From civilian uprising, to states intervening
The United States and allies intervened for the first time in an Arab state that is in the midst of the new revolution.
“Why did this happen? Who will benefit?” And furthermore, “Should the US have intervened?”
US was Needed
By Maggie Konstantine
On March 19, a little more than a month after the rise of the Libyan people against Colonel Muammar Gaddafi, the United States and its allies launched missiles targeting government
air defense sites. After UN sanctions and arms embargos were issued, Gaddafi continued his military campaign, killing his own people. As a result, this necessitated U.S. and international intervention.
For over 40 years Gaddafi has dictated his people with harsh rule of law and terror, allegedly committing numerous human rights violations and murdering many of his opponents.
When the Libyan people gained the courage to collectively oppose the ruler in February, his grip on power tightened to maintain control of the country. CNN reported Gaddafi had cut off supplies, destroyed mosques, and used military weapons against his people.
Civilians were being murdered, unrest grew, and instability threatened the region.
It is clear that the U.S. and the international community needed to intervene, in order to prevent war and further civilian casualties, as well as curb instability that would threaten
newly forming governments in the region.
On March 17, the Security Council passed UN Resolution 1973 authorizing member states to take “all necessary measures” to protect civilians.
With an international mandate, the support of many countries, and the ability to stop mass casualties, overflows of refugees, and threats to democracy, the U.S. made the decision
to militarily intervene to support the Libyan people in their fight for freedom.
U.S. intervention was, however, carefully considered before acting. With memories of genocide in Bosnia and U.S. soldiers lost in Somalia close in mind, the decision to intervene in the conflict of another country is difficult.
Ultimately, U.S. intervention was authorized by President Obama, and in his speech on March 28, he deemed U.S. intervention crucial in order to protect the people from Gaddafi’s forces, deny the regime arms, aid the opposition, bring stability to the region,
and give power to the people.
Gradual steps were taken leading up to the military intervention of the U.S., with sanctions being issued first, followed by an arms embargo, along with various oral warnings from President Obama for Gaddafi to relinquish power.
After the first air strikes took place on March 19, and several others taking place in the following days, advances were made by the rebel forces.
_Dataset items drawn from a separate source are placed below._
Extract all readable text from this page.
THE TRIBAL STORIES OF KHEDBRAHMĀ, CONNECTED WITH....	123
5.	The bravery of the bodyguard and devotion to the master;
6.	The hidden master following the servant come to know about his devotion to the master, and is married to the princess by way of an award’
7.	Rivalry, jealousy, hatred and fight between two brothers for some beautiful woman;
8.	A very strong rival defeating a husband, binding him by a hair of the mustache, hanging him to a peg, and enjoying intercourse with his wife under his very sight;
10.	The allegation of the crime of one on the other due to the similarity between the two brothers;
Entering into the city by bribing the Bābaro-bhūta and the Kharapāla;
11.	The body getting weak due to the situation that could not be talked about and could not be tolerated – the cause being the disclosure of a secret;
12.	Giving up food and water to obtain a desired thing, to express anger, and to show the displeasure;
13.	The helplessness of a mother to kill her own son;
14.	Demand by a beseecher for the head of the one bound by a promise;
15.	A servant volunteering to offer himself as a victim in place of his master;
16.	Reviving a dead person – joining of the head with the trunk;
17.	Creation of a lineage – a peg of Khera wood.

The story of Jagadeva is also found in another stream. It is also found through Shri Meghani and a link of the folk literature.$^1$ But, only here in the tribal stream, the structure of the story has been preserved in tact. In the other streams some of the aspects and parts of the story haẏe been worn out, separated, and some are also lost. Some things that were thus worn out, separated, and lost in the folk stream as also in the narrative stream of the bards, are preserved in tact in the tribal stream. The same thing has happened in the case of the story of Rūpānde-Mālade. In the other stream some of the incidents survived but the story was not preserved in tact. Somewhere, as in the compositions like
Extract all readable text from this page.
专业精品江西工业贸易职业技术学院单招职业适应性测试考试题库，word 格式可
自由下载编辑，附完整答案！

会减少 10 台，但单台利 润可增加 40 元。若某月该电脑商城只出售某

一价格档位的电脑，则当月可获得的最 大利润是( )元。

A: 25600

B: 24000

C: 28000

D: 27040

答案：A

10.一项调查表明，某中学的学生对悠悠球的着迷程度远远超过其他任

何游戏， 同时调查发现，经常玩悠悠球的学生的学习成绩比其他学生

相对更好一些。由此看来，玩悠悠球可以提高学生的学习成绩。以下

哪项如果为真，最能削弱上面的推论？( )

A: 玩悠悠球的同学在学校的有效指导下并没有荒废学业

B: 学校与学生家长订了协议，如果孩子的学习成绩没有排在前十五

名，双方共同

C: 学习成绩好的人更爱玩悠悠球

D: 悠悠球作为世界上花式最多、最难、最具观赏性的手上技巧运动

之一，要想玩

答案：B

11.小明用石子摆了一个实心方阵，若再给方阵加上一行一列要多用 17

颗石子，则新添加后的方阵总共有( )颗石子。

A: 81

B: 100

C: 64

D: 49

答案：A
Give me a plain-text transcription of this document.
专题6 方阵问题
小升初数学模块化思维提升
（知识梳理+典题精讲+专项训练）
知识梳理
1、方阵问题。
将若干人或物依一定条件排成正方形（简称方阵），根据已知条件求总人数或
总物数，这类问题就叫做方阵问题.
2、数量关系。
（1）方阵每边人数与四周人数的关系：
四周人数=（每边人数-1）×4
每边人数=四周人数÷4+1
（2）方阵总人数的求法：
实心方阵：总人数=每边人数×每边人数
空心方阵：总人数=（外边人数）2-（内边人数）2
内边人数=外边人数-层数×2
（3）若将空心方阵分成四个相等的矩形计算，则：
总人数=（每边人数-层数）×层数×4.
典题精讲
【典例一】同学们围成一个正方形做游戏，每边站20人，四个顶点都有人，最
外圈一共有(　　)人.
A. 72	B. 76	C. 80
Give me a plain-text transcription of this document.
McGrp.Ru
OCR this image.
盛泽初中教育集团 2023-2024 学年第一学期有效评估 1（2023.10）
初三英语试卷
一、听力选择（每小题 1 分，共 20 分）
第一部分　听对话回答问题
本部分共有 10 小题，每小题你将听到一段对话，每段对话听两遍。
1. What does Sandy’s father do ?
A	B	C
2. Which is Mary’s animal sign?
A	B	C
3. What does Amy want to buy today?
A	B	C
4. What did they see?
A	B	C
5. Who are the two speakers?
According to CNN, rebels were able to take control of Brega, an important oil town, and Gaddafi’s forces retreated from the city of Ras Lanuf. Though it appears rebel forces are
slowly advancing, uncertainty still looms in Libya and many are waiting to see if the U.S. and her allies made the right choice.
As the international community waits to see how the next weeks will unfold, many are wondering why the U.S. chose to intervene now. Why not in Egypt or Tunisia? Why Libya?
The U.S. has had a long and turbulent relationship with Libya. While Libya and Egypt have both had long reigning and often criticized regimes, the U.S. has historically had a strong
and ongoing relationship with the Egyptian government as one of its allies. This is not the case with Libya. Before 2006, diplomatic ties had been fractured with Libya for over 20 years, with the regime being accused of corruption and having ties with terrorist
activity, including the bombing of Pan Am Flight 103 in 1988.
Many argue that Libya’s conflict is not a threat to international peace and that the U.S. is in violation of the UN Charter.
However, with Gaddafi’s history of the unpredictable and inhumane use of violence, one could also argue that he is indeed a very serious threat to international peace, and U.S. intervention will help to alleviate that threat.